Although Olestra causes mild gastrointestinal symptoms in a small number of consumers, the frequency is no greater than with regular, full-fat chips. A large clinical study by Johns Hopkins University, for example, showed no statistically significant differences in reports of digestive symptoms in 1,000 moviegoers who consumed either Olestra-cooked potato chips or full-fat chips (without knowing which they were eating). The peer-reviewed study was published in 1998 in the Journal of the American Medical Assn.

The consumption of Olestra chips has been shown, in these and other tests, to cause no more severe or frequent problems than other common foods. For example, milk and tea also bind vitamins and minerals. Moreover, studies in progress at the Fred Hutchinson Cancer Research Center in Seattle have found that the addition of vitamins to Olestra snacks (which is done routinely) prevents any reduction in overall vitamin availability.

Beyond Olestra's safety, recent research reveals that eating snacks containing Olestra correlates with various measures of improved health. A study by researchers at Fred Hutchinson found that people who eat Olestra snacks ate lower levels of both total dietary fat and saturated fat. Moreover, they had lower levels of unfavorable LDL cholesterol. The level of cholesterol reduction (8%) was similar to that of a high-fiber diet.
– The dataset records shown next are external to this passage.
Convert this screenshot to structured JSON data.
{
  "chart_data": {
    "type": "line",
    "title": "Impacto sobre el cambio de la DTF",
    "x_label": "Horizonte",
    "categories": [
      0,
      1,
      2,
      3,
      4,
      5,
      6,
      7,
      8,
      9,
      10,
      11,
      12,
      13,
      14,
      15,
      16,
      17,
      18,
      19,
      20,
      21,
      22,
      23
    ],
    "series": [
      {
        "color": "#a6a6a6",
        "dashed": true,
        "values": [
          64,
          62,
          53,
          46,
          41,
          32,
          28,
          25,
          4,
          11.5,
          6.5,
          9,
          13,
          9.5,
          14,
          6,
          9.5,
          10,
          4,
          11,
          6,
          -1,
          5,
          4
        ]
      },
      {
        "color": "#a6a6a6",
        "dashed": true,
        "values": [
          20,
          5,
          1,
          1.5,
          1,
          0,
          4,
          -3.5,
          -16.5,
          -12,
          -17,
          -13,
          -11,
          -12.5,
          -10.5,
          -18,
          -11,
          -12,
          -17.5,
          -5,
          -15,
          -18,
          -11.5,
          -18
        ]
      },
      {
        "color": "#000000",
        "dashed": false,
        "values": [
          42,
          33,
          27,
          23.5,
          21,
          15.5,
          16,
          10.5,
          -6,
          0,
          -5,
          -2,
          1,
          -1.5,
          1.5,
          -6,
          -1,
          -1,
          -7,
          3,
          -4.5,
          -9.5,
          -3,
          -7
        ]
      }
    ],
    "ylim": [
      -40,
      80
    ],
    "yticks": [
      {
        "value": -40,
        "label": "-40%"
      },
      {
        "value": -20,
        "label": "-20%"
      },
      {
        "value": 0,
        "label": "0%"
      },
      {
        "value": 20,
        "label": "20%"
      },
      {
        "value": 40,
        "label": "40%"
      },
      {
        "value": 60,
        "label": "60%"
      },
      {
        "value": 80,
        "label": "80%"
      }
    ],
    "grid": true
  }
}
Studies also show an association between Olestra consumption and a decreased percentage of energy from fat; in other words, people are using Olestra as an effective way to eat less fat.

Researchers at the University of Nebraska Medical Center recently found that eating foods made with Olestra can provide significant benefits to people with early signs of heart disease. In addition, while similar results may be achieved with less palatable fat-free meals, dietary professionals recognize the importance of providing foods that people will eat because they taste good.